"Jill had a creative and comprehensive vision for our
project starting with the concept. She used that approach through the
construction document and construction process. Jill was attentive,
responsive, resourceful, and professional. We were happy with the process and
are thrilled with the outcome." ~ BB
My Clients often ask what the design process entails so I am presenting a simplified version of how it all works. Once the future needs and goals for the site have been determined the design process begins. A scaled base plan needs to be assembled of the existing conditions on the site. This can be achieved with architectural plans, site surveys, and/or site measurements.
Existing Conditions Plans are often used for analyzing a site. Upon completion of the Existing Conditions Plan and analyzing of the site conditions, conceptual drawings are produced.

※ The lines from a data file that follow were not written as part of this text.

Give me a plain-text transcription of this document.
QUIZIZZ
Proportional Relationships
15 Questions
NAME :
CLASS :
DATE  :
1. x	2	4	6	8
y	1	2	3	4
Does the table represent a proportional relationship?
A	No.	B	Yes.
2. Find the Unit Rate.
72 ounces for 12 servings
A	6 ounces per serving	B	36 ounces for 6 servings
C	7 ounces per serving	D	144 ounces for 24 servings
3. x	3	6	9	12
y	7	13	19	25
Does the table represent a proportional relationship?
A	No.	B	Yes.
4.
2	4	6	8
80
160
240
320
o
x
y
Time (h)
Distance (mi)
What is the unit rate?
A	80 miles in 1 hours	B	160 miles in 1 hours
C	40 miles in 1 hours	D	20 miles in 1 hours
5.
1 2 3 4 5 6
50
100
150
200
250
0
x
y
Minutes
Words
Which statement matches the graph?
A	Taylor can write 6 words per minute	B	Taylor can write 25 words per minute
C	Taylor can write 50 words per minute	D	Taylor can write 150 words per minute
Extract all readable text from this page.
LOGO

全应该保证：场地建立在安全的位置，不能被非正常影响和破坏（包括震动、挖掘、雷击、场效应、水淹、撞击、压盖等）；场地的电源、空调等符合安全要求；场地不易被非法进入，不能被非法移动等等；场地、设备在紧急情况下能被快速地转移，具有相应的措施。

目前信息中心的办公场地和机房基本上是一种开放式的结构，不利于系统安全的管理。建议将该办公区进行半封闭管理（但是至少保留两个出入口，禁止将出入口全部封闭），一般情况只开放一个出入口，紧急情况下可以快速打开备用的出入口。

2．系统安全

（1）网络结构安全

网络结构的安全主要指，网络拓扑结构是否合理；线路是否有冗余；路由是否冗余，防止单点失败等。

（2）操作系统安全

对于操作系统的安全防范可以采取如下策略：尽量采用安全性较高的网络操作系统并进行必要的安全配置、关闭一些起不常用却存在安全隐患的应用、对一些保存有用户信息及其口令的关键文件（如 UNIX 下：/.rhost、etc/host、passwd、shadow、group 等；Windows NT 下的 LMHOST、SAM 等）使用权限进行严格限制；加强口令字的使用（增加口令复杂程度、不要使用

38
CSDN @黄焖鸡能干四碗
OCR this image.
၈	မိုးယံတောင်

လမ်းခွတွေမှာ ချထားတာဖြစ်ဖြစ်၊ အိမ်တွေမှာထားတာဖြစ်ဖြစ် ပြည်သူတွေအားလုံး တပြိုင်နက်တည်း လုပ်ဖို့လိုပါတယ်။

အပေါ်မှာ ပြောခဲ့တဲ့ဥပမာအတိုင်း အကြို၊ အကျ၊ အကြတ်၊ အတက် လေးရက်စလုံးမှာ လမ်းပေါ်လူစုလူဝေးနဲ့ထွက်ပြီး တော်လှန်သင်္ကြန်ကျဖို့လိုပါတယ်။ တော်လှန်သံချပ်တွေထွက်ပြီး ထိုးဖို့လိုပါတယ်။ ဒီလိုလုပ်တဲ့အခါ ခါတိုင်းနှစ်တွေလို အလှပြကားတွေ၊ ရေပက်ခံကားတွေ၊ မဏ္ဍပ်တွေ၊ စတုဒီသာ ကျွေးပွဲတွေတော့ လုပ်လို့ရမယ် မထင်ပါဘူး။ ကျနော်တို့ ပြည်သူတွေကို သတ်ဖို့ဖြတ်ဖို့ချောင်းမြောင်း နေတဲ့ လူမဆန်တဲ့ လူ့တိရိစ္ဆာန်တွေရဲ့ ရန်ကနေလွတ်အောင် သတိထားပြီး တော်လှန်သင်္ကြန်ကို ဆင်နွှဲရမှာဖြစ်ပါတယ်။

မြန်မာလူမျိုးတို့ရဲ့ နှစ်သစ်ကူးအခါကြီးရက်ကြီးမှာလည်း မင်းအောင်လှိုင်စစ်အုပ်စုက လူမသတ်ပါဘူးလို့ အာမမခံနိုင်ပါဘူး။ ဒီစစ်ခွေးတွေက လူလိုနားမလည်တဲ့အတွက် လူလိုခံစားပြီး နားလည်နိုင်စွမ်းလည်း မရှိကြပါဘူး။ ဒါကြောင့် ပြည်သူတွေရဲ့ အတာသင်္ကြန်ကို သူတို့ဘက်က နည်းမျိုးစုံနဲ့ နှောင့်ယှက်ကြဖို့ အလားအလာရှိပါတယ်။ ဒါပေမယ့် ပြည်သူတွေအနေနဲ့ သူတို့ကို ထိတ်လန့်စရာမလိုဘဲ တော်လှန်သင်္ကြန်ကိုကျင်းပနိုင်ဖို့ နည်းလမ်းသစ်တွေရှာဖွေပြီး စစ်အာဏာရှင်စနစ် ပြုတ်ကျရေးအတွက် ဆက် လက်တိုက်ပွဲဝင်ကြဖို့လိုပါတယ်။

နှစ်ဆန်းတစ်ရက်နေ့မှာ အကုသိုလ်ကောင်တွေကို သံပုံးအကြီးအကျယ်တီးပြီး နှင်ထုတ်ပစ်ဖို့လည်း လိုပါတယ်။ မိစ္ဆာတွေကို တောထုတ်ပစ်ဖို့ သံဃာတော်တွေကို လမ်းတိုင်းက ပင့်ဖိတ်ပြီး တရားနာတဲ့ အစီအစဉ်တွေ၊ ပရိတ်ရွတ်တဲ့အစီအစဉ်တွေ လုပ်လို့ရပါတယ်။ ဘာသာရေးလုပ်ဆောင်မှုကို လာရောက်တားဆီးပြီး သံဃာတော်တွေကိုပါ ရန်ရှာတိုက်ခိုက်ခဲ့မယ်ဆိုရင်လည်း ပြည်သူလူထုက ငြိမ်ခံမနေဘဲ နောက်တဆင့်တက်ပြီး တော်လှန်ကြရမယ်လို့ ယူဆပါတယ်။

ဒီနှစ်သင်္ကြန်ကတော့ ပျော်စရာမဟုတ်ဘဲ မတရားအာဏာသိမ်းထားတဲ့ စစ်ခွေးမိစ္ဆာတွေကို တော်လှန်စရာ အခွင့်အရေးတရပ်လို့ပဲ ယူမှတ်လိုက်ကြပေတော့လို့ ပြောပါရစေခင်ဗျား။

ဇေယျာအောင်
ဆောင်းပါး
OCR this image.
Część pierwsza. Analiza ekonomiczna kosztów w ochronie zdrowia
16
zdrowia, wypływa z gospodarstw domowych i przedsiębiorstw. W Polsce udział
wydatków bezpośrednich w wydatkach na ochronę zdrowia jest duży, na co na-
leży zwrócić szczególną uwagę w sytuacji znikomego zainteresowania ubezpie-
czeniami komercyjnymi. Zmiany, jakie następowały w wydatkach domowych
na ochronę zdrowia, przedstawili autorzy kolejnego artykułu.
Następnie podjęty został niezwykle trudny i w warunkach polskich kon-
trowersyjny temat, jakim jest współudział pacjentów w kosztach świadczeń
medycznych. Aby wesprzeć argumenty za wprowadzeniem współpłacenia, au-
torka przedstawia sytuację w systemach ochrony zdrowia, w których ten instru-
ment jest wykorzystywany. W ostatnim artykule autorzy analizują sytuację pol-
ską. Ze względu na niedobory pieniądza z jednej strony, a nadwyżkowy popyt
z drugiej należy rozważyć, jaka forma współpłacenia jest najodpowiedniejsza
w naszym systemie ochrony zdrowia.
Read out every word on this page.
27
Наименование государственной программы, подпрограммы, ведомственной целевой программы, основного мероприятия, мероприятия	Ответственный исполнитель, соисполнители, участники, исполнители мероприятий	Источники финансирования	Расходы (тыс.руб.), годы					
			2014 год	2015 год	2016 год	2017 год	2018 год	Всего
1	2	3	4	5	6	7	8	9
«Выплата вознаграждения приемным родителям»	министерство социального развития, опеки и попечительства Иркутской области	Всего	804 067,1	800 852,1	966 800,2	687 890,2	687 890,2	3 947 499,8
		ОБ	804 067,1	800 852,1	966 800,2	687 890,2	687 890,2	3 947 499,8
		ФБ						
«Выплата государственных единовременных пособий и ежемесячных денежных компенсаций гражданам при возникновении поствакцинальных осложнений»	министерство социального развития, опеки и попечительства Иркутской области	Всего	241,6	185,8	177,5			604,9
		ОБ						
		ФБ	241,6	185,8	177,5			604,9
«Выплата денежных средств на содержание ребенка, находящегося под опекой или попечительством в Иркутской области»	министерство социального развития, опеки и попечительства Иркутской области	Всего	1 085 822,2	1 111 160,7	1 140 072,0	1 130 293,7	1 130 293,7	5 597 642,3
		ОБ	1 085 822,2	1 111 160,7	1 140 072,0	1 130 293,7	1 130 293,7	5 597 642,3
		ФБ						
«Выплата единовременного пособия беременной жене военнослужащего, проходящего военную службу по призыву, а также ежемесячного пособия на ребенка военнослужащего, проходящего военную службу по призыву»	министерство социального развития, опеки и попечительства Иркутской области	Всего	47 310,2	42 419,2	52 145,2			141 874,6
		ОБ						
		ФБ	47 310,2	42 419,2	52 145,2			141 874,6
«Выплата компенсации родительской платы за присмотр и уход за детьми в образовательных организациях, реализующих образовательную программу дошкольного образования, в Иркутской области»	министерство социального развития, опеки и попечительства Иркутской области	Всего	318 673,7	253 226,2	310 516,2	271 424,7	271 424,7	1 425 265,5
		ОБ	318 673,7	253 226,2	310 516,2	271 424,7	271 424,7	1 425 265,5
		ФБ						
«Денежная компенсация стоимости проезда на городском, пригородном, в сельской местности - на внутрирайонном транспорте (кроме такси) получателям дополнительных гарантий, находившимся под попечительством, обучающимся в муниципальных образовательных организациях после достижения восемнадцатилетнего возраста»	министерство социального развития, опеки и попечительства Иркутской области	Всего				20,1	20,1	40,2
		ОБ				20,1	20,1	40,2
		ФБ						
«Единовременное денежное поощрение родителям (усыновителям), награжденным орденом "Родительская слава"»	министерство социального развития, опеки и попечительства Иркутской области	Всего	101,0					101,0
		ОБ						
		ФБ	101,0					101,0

The Concept Plan generally start off considering the big ideas for the site, such as spaces and circulation, because it doesn't make sense to design on the detail level if the big idea is unacceptable to a Client. Occasionally there is more than one concept that fit the goals for a site. When the Concept Plan is revised to the point of approval by the Client the construction documents can be created.
Construction documents are used by contractors to price
and build the proposed design work. The beauty of a complete set of
construction documents can be fully realized when multiple contractors are
pricing a project because all the information they need to present "apples
to apples" bids has been provided to them. When a Client gets the
competing proposals, they can be assured that these prices represent the
construction of the same finished product.
Every project needs different types of construction drawings to provide the
information necessary to build it. A more complex project will require
more drawings with more details. The Demolition Plan shows existing conditions and
adjustments required to them in order to accommodate the proposed construction.
The Layout Plan indicates the sizes and dimensions of the components of the
plan. A detail illustrates how a component of a design should
be constructed and what materials should be used for the construction of that
element. They are all used by the contractor for both pricing and constructing the
The Grading Plan indicates how surface water should drain
across an area. The plan shows both the existing and proposed spot
elevations so the contractor knows where to remove soil and where to add soil
to make the water flow properly over the project and away from buildings.
Planting is typically the last phase of the project. It
is usually started when all of the hard-scape construction has been completed and is
often done by an different contractor. The Planting Plan provides all of the
information needed for that aspect of the project.